I first met one of the students in my Malcolm X course some years ago when she was a student at a high school in East St. Louis where I was doing volunteer work. She was a sophomore in high school when I met her, and she's a sophomore in college now. I feel honored to have been in her academic life this long.
The past couple of weekends, I've been watching the NCAA men's basketball tournament. At moments in the broadcasts, you'll hear the commentators discussing how college coaches and their recruiting assistants had started making contact with talented and potential college players when the guys were in the 8th and 9th grade. College basketball is such a big business with all the accompanying competition (ah yes, and corruption) that the guys are recruited as early as possible.

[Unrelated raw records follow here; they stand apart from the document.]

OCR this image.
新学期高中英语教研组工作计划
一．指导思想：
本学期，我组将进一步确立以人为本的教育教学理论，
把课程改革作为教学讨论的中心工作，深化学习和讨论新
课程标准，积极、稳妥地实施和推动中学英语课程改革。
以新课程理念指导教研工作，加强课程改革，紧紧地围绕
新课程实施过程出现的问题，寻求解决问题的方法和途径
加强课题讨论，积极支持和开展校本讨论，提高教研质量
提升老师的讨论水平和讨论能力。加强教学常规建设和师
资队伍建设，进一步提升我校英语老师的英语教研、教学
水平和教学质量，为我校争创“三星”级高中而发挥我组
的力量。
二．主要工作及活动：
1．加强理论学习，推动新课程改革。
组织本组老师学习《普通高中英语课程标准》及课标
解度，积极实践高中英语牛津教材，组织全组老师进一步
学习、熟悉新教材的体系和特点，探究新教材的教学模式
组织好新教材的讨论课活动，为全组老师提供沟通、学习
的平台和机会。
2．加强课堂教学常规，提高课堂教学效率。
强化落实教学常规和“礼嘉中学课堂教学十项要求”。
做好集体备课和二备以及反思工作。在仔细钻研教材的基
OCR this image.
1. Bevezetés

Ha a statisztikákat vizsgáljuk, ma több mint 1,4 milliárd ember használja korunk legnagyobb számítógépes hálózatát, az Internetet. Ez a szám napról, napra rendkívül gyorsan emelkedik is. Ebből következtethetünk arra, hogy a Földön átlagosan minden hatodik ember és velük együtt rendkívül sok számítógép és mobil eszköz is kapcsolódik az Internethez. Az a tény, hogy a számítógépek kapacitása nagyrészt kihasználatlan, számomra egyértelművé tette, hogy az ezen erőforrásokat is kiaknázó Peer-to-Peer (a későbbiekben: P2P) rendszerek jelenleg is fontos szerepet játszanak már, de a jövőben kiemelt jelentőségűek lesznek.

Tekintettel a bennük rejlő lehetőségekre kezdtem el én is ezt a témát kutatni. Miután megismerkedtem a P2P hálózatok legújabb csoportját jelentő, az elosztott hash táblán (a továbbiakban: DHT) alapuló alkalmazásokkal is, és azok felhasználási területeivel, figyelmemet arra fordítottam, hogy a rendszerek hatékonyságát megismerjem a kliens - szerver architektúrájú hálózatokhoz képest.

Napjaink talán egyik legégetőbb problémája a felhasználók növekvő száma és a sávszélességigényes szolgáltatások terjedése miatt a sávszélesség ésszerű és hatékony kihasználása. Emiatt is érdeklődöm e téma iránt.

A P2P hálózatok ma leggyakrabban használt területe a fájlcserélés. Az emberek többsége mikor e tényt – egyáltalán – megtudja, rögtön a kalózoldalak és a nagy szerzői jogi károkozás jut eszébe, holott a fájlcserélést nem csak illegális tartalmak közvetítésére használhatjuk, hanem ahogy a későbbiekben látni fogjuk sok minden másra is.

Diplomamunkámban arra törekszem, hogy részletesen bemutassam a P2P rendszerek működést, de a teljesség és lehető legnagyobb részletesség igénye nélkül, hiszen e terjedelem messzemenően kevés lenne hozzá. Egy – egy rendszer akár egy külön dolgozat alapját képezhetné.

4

What, I wondered, would it mean to start thinking about non-basketball playing black students so seriously and early? Those conversations do take place for children from middle-class and wealthy backgrounds, as their parents have the financial means to make sure the idea of attending an elite university is a distinct possibility. But I suspect that athletic recruiters are the only ones who have the interests and extensive budgets to reach out to children from struggling communities.
My own university and other small or less popular colleges can hardly compete with elite and large universities. Still, I wonder about those many wonderful potential students who are not on the radars of so-called leading universities, and I'm trying to envision what it would mean to reach out to those students early in their academic lives. Actually, I'm really less interested in them coming to my university than I am in making them aware that colleges like mine would feel honored to have them.
More importantly, if professors and universities developed ongoing conversations with middle schools and high schools about students early on, it might shift and expand their views and expectations of education.